Project about regression and classification.
This folder is composed of multiple files, here are some information to see clearer:
Our program is composed of two main script corresponding to each one of the task, for each one of the task. A global boolean variable "final" indicate if we do the testing on our training set (evaluate the error) or on the testing set (final prediction). In addition, another script (loopProgram) allow us to run our predictions multiple times to do some statistics.
- mainClassification.m
- mainRegression.m
- loopProgram: Execute the prediction on the training set multiple time to evaluate the final error.
The training of each model is executed in two functions which compute the best beta parametters, using cross validation.
- trainClassificationModel.m
- trainRegressionModel.m
In addition, we have developped multiple functions to simplified the some process:
- dataTransform: Perform data transformation on the training and testing set (for instance dummy encoding, sqrt, remove categorical variables,...).
- modelSelection: For the regression task, this function will decide in which cluster each testing sample is.

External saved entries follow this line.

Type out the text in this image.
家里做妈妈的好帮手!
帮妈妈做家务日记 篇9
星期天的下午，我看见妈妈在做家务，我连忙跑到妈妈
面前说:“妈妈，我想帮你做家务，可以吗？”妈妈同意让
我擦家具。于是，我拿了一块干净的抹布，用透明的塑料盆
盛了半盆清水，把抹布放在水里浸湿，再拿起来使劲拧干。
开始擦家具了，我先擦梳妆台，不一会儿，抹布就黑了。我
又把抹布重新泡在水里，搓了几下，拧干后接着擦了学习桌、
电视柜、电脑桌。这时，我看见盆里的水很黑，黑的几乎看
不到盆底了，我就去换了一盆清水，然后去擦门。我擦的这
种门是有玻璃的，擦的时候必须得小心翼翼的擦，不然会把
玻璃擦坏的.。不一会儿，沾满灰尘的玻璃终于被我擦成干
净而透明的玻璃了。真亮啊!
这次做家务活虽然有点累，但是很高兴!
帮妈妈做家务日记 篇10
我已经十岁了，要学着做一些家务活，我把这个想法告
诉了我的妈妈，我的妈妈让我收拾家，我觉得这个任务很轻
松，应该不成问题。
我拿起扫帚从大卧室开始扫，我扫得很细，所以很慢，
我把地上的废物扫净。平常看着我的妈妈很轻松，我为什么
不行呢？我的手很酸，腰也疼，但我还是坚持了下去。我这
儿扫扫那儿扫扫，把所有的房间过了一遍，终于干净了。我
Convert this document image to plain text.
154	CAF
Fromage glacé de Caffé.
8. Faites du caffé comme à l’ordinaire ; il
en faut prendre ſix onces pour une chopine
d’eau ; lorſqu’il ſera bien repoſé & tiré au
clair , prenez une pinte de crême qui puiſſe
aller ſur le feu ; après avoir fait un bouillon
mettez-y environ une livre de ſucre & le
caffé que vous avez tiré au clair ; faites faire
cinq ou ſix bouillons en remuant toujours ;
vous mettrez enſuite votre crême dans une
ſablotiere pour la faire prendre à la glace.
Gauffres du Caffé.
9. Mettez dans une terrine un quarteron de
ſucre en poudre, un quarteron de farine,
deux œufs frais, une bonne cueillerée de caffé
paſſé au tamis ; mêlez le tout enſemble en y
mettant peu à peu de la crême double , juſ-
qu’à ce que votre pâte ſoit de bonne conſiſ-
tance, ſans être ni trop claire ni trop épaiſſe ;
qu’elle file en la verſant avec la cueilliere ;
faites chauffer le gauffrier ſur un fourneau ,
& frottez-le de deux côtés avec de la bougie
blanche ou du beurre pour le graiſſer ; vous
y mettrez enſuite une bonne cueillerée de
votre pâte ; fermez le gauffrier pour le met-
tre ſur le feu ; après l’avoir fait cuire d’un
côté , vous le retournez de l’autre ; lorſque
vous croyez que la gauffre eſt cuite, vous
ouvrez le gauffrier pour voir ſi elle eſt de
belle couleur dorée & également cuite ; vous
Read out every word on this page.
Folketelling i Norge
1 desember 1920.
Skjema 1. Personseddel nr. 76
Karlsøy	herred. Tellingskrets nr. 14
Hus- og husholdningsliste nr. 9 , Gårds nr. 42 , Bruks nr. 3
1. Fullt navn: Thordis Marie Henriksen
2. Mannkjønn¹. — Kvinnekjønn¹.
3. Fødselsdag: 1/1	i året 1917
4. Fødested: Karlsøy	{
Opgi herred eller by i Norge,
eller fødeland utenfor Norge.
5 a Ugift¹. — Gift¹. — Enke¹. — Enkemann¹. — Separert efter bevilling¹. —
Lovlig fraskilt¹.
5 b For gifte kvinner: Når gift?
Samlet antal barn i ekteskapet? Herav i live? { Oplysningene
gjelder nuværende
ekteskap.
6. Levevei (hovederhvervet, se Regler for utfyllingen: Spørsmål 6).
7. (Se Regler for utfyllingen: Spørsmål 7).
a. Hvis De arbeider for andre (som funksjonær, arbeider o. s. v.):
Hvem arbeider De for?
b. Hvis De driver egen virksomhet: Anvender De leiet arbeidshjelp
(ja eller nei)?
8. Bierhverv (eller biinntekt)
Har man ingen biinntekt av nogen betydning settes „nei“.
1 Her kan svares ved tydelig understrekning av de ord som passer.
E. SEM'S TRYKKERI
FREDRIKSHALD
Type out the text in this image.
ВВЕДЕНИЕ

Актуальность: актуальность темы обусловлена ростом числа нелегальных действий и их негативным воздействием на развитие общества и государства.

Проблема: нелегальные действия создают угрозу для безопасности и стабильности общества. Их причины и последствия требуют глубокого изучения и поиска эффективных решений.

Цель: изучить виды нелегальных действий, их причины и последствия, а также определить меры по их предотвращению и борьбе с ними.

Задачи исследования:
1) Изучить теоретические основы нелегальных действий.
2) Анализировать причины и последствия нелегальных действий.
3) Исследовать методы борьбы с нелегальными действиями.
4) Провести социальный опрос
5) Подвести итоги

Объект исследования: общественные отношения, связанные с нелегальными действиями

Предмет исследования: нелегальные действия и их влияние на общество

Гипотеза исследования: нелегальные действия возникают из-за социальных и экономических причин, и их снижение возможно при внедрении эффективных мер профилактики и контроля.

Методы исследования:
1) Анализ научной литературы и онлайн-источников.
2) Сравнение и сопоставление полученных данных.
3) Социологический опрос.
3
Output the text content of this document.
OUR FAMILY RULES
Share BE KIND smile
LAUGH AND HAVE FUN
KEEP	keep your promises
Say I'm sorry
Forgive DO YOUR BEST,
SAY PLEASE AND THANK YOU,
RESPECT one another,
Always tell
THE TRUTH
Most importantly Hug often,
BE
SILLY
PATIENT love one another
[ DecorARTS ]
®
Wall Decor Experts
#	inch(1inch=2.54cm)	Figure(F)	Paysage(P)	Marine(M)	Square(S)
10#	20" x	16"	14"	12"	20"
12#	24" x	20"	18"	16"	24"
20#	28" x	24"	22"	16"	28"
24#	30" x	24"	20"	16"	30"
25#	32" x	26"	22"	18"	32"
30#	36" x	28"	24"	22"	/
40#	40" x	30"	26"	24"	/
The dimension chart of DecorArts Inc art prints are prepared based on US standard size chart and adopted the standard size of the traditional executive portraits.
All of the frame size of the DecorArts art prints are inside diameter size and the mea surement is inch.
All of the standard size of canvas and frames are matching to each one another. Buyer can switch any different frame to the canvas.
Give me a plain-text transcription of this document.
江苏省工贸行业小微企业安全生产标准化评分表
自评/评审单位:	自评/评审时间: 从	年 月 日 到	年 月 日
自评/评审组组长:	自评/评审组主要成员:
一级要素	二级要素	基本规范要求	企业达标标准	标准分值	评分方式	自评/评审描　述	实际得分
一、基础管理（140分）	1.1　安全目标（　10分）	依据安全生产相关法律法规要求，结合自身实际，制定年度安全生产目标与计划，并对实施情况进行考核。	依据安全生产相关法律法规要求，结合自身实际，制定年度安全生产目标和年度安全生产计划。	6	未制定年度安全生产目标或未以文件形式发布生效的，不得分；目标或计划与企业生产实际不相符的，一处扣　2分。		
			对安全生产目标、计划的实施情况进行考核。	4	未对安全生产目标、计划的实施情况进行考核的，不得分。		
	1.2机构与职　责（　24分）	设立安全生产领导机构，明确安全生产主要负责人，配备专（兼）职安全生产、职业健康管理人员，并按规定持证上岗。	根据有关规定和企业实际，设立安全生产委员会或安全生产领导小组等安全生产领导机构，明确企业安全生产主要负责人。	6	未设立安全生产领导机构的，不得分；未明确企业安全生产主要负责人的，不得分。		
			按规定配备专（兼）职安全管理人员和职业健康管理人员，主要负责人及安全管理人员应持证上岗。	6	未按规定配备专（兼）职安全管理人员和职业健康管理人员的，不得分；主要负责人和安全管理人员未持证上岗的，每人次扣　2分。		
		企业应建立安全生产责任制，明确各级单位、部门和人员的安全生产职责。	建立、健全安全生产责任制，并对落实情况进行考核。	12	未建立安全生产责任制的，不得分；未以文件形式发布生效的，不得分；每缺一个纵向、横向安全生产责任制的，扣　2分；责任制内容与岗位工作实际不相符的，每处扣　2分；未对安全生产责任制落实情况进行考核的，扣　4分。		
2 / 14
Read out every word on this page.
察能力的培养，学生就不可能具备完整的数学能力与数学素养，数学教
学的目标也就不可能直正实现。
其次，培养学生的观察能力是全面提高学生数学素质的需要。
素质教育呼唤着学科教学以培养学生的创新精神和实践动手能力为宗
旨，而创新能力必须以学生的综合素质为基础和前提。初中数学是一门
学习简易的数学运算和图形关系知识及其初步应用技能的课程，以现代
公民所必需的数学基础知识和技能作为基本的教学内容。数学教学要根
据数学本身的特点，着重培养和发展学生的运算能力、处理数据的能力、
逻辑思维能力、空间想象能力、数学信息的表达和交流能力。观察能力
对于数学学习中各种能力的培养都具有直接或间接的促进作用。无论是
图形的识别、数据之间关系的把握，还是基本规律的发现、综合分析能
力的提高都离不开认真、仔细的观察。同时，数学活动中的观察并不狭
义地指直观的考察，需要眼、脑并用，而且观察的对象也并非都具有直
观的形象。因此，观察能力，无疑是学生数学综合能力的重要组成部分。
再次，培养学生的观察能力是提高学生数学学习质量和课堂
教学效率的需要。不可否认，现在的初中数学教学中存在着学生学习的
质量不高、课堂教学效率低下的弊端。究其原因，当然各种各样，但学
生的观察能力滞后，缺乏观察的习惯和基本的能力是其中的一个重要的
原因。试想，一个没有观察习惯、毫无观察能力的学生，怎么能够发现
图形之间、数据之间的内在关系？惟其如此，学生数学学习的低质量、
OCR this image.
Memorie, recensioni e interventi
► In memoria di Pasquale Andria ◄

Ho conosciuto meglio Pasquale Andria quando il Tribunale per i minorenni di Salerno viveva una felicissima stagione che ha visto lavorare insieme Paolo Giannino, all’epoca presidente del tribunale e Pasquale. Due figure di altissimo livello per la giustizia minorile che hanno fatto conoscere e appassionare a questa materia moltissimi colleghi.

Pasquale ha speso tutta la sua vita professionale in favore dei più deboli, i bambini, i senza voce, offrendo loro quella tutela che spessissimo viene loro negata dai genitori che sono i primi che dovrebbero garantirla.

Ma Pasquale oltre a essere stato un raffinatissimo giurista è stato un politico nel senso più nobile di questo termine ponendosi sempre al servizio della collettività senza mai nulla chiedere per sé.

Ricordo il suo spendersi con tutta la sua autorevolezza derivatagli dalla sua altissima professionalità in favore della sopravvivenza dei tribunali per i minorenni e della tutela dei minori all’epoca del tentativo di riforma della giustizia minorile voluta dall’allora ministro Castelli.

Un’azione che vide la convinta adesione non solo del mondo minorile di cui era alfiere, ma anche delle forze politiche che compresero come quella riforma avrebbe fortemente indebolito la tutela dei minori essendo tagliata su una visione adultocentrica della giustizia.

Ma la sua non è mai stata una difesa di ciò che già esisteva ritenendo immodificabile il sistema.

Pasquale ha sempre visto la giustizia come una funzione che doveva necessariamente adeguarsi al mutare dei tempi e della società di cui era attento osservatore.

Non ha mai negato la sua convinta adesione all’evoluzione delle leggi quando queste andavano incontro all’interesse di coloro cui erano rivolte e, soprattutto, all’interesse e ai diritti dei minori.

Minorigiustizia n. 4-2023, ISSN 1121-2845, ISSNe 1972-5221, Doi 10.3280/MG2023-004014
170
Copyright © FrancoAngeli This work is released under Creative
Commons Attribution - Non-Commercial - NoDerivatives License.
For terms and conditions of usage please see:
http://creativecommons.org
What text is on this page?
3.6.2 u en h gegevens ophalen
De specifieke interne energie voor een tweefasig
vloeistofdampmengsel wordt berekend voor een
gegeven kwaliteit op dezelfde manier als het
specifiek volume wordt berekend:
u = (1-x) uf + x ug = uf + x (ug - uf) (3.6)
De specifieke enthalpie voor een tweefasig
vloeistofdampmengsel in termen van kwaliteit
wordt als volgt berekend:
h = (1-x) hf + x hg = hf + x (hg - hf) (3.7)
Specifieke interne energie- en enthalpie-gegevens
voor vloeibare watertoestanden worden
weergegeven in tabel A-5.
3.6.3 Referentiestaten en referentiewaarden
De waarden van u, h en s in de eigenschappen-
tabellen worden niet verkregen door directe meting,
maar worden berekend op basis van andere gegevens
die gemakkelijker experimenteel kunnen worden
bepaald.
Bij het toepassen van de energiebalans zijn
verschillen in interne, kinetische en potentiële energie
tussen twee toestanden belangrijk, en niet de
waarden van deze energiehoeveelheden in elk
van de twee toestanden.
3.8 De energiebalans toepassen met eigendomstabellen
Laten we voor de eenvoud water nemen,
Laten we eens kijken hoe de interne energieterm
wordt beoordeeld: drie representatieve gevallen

It is useful to apply the right model.
- outlierDetection: Not working but was suppose to detect the outliers in our testing set on the classification task
Finaly, we have the low level machine algorithm :
- leastSquare
- leastSquareGD
- ridgeRegression
- logisticRegression
- penLogisticRegression
- IRLS
Some mathematical functions:
- sigmoid
- hessian
Differents cost functions are available:
- costRMSE
- costMSE
- costClass: 1-loss